At the same time, to invest, we have to put more fibre down, to invest in 4G and in future 5G. It’s important to find the right modus operandi for everything to work in harmony. The OTTs have a big role to play in the growth of data, but how do we manage that? Those are the questions we need to be able to answer.
McLeod: Shouldn’t the network operators be developing OTT services of their own to take on the likes of WhatsApp and Skype? In other words, cannibalise your own products, rather than have third-party OTT providers do it?
Joosub: Look, I think you have to have services available. The telco services will evolve. We have products. But at the same time, you should empower the OTTs to allow them to grow.
But you need to consider the unintended consequences. You need to accept you have a new level of player that’s come into the market. You have networks, you have MVNOs (mobile virtual network operators) and you have OTTs. You should look at OTT networks that are taking on the same role of an MVNO. This is different to mobile app developers.
Should you allow networks to charge differently or not? Instead of the networks going off and doing there own thing, wouldn’t it be more sensible to have a discussion and agree on a way forward?
McLeod: We have the white paper policy on ICT coming up in a few months, in which government now says it will deal with the OTT issue. In the ideal world, from Vodacom’s perspective, what would you like that white paper to say about the regulation of OTT services?
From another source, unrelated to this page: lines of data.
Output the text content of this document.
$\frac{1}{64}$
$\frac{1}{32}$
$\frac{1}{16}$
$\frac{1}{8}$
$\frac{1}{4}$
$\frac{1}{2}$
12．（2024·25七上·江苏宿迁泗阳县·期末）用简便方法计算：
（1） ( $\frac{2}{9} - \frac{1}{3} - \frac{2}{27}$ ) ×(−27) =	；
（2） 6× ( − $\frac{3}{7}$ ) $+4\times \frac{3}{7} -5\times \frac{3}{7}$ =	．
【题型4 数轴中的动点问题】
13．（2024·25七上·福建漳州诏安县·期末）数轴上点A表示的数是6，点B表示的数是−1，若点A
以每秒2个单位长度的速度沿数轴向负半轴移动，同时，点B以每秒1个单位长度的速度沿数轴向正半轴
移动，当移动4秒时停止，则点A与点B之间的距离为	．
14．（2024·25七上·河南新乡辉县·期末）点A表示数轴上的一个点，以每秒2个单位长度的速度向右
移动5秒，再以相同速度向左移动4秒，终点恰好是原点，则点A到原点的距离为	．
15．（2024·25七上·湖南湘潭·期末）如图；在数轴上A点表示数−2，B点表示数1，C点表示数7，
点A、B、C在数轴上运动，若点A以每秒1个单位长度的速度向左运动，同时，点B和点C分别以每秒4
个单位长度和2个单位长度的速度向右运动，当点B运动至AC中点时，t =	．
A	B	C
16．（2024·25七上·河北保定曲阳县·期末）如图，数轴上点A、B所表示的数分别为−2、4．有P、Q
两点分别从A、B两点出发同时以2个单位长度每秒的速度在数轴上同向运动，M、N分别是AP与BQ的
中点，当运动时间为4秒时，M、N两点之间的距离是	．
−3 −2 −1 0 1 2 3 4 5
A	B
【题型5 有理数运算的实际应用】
Joosub: I don’t think we want to presume what it might say. We want to make sure the different issues are taken into account. If you are going to have a new form of operator, should they be licensed? Should they have obligations?
We’d like to see the massive data growth that is happening … how do we cope with it. That’s through investment into networks and into fibre.
Secondly, how do we get the important investment we need to sustain this? How do we look at the market structure, whether it’s MVNOs or OTTs.
We are not saying we don’t want competition. They might be a new form of competition, which is okay, but let’s understand what it is and how it’s going to evolve in years to come. Let’s take from the learnings of other countries. There’s a leadership role for South Africa to play in Africa.